Dans la première partie de ce travail, les résultats que nous avons obtenus au cours de nos travaux sont globalement positifs. En effet sur le plan de la synthèse, nous avons accédé à des nitrones par la réaction de condensation entre les aldéhydes et les hydroxylamines-N-substituées. Sur le plan de l'analyse spectrale nous avons pu identifié les produits préparés par les méthodes spectroscopiques usuelles.

Dans la deuxième partie de ce travail, on s'est intéressé à la synthèse des isoxazolidines à partir des nitrones initialement préparées. Nous pouvons dire que la réaction de cycloaddition dipolaire-1,3, entre ces composés préalablement synthétisés d'une part, et les oléfines d'autre part, est une méthode très efficace pour l'obtention des isoxazolidines chirales et racémiques. L'efficacité et la régiosélectivité de cette réaction sont généralement dépendants des facteurs stérique et électronique des substrats de départ.

La réaction de l'a-phényl-N-méthylnitrone avec l'alcool allylique n'est pas régiosélective, où elle donne un mélange de deux régioisomères et deux diastérioisomères ceci est dû à l'effet stérique du groupement phényle porté par la nitrone, et du groupement hydroxy de l'alcène. Tandis que pour le para fluorostyrène la réaction est régiosélective du fait de l'influence des deux facteurs, à savoir l'effet électronique de l'atome du fluore en position para, dans le styrène, et l'effet stérique du groupement aryle porté par cette alcène.

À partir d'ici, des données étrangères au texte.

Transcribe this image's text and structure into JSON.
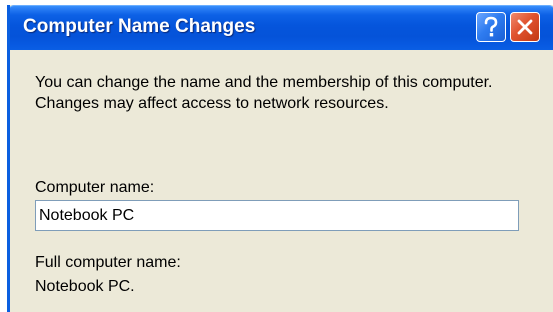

La réaction de l' a-phényl-N-méthylnitrone avec l'anhydride maléique donne un seul régioisomère qui est dû essentiellement à l'alcène symétrique.

Dans toutes ces réactions on a obtenu un mélange de deux diastérioisomères endo et exo (à savoir cis et trans), La régiosélectivité et la diastériosélectivité de cette réaction sont déterminés à partir de l'analyse spectrale des produits.

Dans le prochain travail nous essayerons de synthétiser des isoxazolidines optiquement actifs par l'introduction du groupement chiral sur les substrats ou l'utilisation de catalyseurs chiraux, et par de la approfondir nos connaissances sur la synthèse asymétrique.